Chaos. 2011 Mar;21(1):013105. doi: 10.1063/1.3548064.
This paper presents a fully integrated circuit implementation of an operational amplifier (op-amp) based chaotic neuron model with a bipolar output function, experimental measurements, and analyses of its chaotic behavior. The proposed chaotic neuron model integrated circuit consists of several op-amps, sample and hold circuits, a nonlinear function block for chaotic signal generation, a clock generator, a nonlinear output function, etc. Based on the HSPICE (circuit program) simulation results, approximated empirical equations for analyses were formulated. Then, the chaotic dynamical responses such as bifurcation diagrams, time series, and Lyapunov exponent were calculated using these empirical equations. In addition, we performed simulations about two chaotic neuron systems with four synapses to confirm neural network connections and got normal behavior of the chaotic neuron such as internal state bifurcation diagram according to the synaptic weight variation. The proposed circuit was fabricated using a 0.8-μm single poly complementary metal-oxide semiconductor technology. Measurements of the fabricated single chaotic neuron with ± 2.5 V power supplies and a 10 kHz sampling clock frequency were carried out and compared with the simulated results.

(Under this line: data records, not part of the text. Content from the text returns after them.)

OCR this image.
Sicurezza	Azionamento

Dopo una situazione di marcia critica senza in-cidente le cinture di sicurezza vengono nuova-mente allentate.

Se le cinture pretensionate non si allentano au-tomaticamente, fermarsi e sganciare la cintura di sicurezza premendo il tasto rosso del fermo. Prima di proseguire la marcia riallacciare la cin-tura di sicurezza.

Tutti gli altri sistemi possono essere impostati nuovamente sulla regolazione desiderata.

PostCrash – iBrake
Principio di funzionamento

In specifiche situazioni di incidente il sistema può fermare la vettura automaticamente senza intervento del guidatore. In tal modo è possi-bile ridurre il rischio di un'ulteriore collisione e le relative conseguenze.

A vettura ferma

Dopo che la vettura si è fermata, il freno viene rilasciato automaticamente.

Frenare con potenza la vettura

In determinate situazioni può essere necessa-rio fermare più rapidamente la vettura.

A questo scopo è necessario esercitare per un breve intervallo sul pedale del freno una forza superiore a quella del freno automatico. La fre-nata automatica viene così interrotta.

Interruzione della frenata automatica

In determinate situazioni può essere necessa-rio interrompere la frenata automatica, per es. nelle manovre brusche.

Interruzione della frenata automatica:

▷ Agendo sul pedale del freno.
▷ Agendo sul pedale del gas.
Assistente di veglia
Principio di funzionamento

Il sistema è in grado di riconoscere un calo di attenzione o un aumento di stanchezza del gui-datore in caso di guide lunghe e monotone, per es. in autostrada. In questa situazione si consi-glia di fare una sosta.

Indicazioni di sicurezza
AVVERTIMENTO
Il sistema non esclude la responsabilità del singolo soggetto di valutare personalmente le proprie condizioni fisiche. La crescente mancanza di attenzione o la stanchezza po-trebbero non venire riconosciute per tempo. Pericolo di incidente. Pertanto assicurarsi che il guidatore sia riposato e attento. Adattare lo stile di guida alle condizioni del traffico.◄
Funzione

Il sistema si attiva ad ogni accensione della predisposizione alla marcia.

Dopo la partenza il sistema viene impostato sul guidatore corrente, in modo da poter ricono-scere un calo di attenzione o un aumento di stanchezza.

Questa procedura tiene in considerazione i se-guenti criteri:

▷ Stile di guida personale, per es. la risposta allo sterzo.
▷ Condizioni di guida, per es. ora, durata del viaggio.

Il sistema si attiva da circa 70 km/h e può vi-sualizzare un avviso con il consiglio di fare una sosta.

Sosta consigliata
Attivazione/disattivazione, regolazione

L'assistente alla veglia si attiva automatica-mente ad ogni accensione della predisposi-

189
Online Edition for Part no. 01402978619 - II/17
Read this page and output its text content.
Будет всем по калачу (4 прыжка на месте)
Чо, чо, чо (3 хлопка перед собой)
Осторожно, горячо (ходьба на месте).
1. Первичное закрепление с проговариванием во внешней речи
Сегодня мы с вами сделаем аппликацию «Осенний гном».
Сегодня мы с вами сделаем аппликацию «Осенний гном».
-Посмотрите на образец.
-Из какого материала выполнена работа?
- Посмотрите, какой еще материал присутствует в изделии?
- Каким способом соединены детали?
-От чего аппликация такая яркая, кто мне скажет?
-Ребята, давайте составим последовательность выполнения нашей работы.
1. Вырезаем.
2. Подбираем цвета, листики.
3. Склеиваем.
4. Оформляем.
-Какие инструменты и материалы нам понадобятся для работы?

本文提出了一种基于运算放大器(op-amp)的双极输出混沌神经元模型的全集成电路实现,实验测量和混沌行为分析。所提出的混沌神经元模型集成电路由几个运算放大器、采样保持电路、用于混沌信号产生的非线性函数块、时钟发生器、非线性输出函数等组成。基于 HSPICE(电路程序)模拟结果,制定了用于分析的近似经验方程。然后,使用这些经验方程计算了混沌动力学响应,如分岔图、时间序列和 Lyapunov 指数。此外,我们还进行了两个具有四个突触的混沌神经元系统的模拟,以确认神经网络的连接,并根据突触权重的变化得到了混沌神经元的正常行为,如内部状态分岔图。该电路采用 0.8μm 单多晶硅互补金属氧化物半导体技术制造。对采用±2.5V 电源和 10kHz 采样时钟频率的单个混沌神经元进行了测量,并与模拟结果进行了比较。